Institute of Social Anthropology

Research projects

Violent Safe Havens? Exploring Articulations and Repercussions of Violence in Refugee Reception and Settlement

SNF Ambizione Projekt

Violent Safe Havens? Exploring Articulations and Repercussions of Violence in Refugee Reception and Settlement

This project explores articulations of violence, which continue to affect refugees even after they were granted legal protection. Focusing on refugee reception and settlement it investigates how and with what effects different actors perceive and are involved in articulations of violence, including refugees themselves, state authorities and representatives of civic support structures. In particular, the project seeks to uncover how different forms of violence are interlinked and how refugees exercise agency by acting upon experienced violence. Adopting an intersectional perspective this research explores how social constructions of gender, race and class shape articulations of violence and their repercussions on the persons concerned. 

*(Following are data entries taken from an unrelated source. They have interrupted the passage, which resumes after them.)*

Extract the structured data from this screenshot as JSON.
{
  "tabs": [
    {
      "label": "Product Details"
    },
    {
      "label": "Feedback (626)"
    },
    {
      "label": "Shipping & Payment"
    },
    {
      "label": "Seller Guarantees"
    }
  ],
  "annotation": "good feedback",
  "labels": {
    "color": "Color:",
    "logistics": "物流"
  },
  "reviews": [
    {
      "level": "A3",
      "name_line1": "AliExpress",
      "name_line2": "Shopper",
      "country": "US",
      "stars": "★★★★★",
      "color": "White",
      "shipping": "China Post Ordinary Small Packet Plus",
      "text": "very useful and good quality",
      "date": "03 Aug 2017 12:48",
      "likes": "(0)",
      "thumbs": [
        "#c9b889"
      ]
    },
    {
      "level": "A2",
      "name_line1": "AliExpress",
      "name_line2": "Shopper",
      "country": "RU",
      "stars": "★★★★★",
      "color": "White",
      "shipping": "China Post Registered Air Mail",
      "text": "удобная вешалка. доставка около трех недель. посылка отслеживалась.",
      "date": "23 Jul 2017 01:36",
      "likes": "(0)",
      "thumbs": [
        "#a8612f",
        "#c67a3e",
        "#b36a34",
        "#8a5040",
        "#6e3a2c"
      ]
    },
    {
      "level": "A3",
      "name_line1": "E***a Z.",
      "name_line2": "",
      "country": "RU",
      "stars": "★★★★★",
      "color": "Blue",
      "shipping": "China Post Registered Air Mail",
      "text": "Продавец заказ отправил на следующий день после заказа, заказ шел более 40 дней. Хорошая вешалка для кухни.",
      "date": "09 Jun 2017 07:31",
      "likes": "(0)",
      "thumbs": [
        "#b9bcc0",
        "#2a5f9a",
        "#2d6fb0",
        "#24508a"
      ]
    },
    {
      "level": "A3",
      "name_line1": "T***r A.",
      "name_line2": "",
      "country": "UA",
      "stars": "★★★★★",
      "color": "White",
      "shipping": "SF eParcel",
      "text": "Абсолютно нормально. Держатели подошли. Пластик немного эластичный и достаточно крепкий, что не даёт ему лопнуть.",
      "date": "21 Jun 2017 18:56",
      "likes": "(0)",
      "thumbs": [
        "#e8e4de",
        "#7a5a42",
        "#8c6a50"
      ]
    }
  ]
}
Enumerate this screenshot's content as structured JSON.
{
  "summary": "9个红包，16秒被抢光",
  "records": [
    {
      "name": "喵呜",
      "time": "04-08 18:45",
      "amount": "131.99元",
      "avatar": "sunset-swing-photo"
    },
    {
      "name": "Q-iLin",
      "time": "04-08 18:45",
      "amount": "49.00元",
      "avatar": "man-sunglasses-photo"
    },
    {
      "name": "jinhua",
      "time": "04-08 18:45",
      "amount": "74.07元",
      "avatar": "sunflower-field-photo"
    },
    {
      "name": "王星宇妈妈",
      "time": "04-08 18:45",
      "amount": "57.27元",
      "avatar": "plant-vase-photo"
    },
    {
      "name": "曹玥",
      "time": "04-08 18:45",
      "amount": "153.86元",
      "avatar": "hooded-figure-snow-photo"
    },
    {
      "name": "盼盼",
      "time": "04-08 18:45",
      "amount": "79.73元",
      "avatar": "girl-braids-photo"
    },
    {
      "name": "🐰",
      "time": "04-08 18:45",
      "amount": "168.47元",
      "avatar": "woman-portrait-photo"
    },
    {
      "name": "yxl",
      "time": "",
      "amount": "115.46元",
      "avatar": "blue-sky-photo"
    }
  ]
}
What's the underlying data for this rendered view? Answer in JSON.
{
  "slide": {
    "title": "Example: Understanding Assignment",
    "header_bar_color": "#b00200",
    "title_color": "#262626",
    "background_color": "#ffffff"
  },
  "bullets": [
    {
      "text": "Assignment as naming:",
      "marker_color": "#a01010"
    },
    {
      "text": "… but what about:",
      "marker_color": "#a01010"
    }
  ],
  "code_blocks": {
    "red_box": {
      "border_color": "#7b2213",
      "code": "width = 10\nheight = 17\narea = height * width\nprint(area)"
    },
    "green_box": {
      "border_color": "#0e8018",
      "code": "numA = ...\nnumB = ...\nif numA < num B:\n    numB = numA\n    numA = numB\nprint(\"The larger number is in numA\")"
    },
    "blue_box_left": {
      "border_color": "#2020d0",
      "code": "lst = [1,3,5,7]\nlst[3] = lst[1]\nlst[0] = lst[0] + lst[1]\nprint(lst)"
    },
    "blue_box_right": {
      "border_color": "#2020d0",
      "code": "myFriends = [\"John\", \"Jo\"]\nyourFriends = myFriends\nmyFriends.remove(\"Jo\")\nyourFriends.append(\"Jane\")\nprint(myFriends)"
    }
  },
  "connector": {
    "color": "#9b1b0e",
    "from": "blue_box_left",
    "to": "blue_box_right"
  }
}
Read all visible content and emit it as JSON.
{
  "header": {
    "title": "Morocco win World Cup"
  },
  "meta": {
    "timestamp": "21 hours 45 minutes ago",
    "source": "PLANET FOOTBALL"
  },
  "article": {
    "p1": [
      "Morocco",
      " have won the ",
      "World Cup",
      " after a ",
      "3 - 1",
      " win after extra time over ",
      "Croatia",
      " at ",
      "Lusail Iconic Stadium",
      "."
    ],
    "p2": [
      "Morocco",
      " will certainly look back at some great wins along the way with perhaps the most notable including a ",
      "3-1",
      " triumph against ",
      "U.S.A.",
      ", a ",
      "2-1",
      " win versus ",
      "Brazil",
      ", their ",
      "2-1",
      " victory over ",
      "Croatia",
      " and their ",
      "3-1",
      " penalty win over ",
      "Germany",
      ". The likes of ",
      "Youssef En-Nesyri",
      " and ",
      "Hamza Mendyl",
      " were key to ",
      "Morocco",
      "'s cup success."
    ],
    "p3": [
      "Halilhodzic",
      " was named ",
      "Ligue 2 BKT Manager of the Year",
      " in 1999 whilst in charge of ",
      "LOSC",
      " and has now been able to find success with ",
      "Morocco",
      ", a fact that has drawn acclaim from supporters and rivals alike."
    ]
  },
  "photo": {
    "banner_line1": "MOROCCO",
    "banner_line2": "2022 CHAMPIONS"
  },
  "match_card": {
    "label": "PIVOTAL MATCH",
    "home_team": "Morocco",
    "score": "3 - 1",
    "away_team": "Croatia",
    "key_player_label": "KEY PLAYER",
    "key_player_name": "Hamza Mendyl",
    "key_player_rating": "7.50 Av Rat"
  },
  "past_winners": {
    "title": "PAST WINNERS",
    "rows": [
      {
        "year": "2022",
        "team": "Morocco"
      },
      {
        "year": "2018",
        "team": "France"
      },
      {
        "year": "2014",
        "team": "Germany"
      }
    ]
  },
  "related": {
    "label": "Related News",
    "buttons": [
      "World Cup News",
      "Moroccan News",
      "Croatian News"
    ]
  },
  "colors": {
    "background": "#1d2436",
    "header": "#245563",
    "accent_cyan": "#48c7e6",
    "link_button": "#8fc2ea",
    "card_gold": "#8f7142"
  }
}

Empirically, the project is based on multi-sited ethnographies among settling refugees in Norway and Switzerland. Both countries represent interesting but little explored contexts of refugee reception and settlement. They are known for their wealth and high levels of life satisfaction, which sets them apart from many other European countries, besides their non-membership in the EU. However, they are also marked by right wing populism, instances of xenophobia and increasingly restrictive asylum regimes. Systems of refugee incorporation are rooted in different welfare state traditions. These similarities and differences are important features of contexts in which articulations and experiences of violence among settling refugees are embedded.

Based on evidence from the field, the project establishes to what extent, in what ways and with what effects refugees remain exposed to violence while settling at their destination. It therefore not only advances scientific engagements with refugee experiences beyond the asylum process, but also yields insights that could inform practices and policies of revisiting modes and implications of refugee reception and settlement in Europe.